Но музейный чердак, по совести, был самым необычным из всех, которые я видел. Там лежали черепа. Представьте себе, вы по узенькой темной лесенке, как на колокольню, взбираетесь наверх, согнувшись, чуть не на животе протискиваетесь в узкую дыру, и сразу — желтоватый рассеянный свет, тишина, какие-то острые, хрупкие звуки — не то балка треснула, не то птица села на крышу, — запах земли и смолистых бревен. А под ногами черепа — целая верещагинская пирамида черепов. Сколько их тут было! Черепа длинные и круглые, черепа клыкастые и совсем беззубые, черепа рогатые и безрогие, черепа птичьи и звериные, черепа на полу, в фанерных ящиках, на балках и прямо под ногами. И кто только не сложил тут свою вольную голову! Рядами лежали архары с узорчатыми зубами, поодаль от них — тигры с коварными, по-кошачьи узкими и косыми глазницами, в углу — волки, тоскливые, длинные, свирепые собачьи морды. Их да еще кабанов здесь было больше всего. Отдельно лежало несколько медвежьих черепов — лобастых и скуластых.

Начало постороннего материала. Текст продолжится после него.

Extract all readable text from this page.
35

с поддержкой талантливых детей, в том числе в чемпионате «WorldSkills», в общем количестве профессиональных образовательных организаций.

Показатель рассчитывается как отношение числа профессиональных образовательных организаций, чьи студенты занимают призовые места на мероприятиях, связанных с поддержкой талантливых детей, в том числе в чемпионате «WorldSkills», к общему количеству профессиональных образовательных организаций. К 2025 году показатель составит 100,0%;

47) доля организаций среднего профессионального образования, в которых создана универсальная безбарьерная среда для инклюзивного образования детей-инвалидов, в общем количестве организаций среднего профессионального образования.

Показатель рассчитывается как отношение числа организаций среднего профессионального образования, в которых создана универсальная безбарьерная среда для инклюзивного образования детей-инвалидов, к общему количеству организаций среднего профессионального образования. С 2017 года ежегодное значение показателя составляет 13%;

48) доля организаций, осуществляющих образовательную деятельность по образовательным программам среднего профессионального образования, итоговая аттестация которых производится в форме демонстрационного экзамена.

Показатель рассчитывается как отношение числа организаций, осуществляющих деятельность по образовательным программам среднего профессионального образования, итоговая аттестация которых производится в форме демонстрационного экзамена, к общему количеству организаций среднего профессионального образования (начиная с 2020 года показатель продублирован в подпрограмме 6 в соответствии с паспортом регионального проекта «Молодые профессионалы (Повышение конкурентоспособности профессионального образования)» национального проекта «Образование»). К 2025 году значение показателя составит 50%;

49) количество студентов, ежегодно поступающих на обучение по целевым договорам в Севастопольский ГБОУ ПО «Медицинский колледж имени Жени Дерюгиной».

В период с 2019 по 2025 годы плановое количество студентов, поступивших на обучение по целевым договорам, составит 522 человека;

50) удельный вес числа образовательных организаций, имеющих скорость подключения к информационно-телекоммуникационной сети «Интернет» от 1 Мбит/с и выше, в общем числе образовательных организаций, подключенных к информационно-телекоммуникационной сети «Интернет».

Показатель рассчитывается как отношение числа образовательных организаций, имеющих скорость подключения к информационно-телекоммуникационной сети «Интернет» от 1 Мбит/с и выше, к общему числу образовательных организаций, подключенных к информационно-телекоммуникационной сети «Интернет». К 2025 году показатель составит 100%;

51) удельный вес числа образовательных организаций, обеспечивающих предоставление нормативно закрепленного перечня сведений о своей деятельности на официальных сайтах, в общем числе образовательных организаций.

А на балке, прямо перед входом, как две пики, торчал турий череп. Под ним в ящике из-под сигар я нашел клык пещерного медведя. Я долго вертел его в руках. Это было самое настоящее орудие убийства — массивное, щербатое, свирепо изогнутое, как сапожный нож или ятаган для вспарывания животов. От него так и веяло одиночеством каменного века. Совсем недавно я прочитал исследования одного ученого немца. Пещерный медведь, пишет этот немец, не заслужил своей свирепой репутации. Это было смиренное травоядное животное; и даже так — это было самое первое животное, прирученное человеком. Еще не родился в волчьей норе тот щенок, от которого пошли собаки, а медведь уже ворочался и порыкивал в каменной нише, куда его запер человек.
«Грузное травоядное животное, проводящее треть своей жизни в зимней спячке, — пишет исследователь, — должно быть, было для человека чем-то вроде кладовой. Ощутив голод, достаточно было пойти по подземной галерее, найти нишу и угостить (!) медведя по голове (нет, представляете себе, как это выглядело!). Наш предок поступал почти так же, как современный человек, идущий в хлев, чтобы зарезать свинью».

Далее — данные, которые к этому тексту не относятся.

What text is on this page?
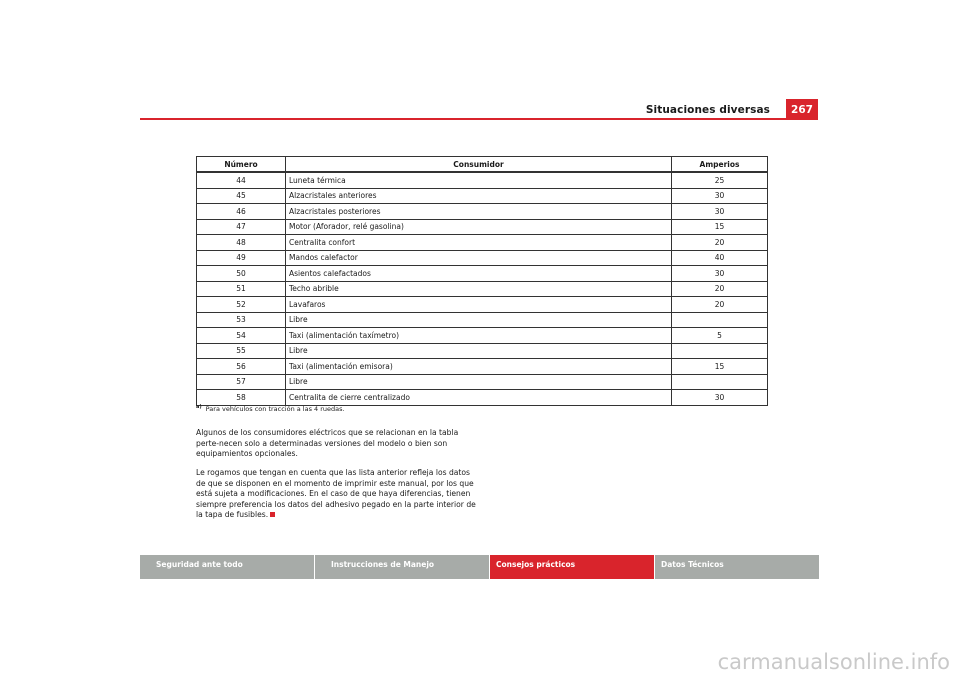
Situaciones diversas	267
Número	Consumidor	Amperios
44	Luneta térmica	25
45	Alzacristales anteriores	30
46	Alzacristales posteriores	30
47	Motor (Aforador, relé gasolina)	15
48	Centralita confort	20
49	Mandos calefactor	40
50	Asientos calefactados	30
51	Techo abrible	20
52	Lavafaros	20
53	Libre	
54	Taxi (alimentación taxímetro)	5
55	Libre	
56	Taxi (alimentación emisora)	15
57	Libre	
58	Centralita de cierre centralizado	30
$^{a)}$ Para vehículos con tracción a las 4 ruedas.

Algunos de los consumidores eléctricos que se relacionan en la tabla perte-necen solo a determinadas versiones del modelo o bien son equipamientos opcionales.

Le rogamos que tengan en cuenta que las lista anterior refleja los datos de que se disponen en el momento de imprimir este manual, por los que está sujeta a modificaciones. En el caso de que haya diferencias, tienen siempre preferencia los datos del adhesivo pegado en la parte interior de la tapa de fusibles.

Seguridad ante todo	Instrucciones de Manejo	Consejos prácticos	Datos Técnicos
carmanualsonline.info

Не знаю, не знаю! Все, конечно, может быть: и человеческие и звериные репутации одинаково неустойчивы. Вот прочел я однажды в специальной литературе, что горилла — смиренное, добродушное животное и ее обожают жители Конго, что страшная зубастая рыба, способная за десять минут обглодать до костей вола, никогда не нападает на человека, что пещерный лев был полосатым, как тигр, и вообще был тигром, а не львом. Даже Джоконда, говорят, не Джоконда, а портрет какой-то куртизанки (только куда же тогда девать ее знаменитую улыбку?!). Что ж, может быть, по этой логике и пещерный медведь тоже не медведь, а что-то вроде допотопной свиньи. Но, по совести говоря, когда я вспоминаю этот желтый разбойничий клык и чувство, с которым его вертел, подбрасывал и взвешивал на ладони, мне не верится немецкому ученому. Нет, это-таки был медведь, и клыки у него были медвежьи, людоедские! Я долго таскал его в кармане, подумывая даже, а не просверлить и не сделать ли из него талисман, но потом добросовестность взяла свое, и я опустил его обратно в ящик. Так, наверное, он лежит там и по сегодня.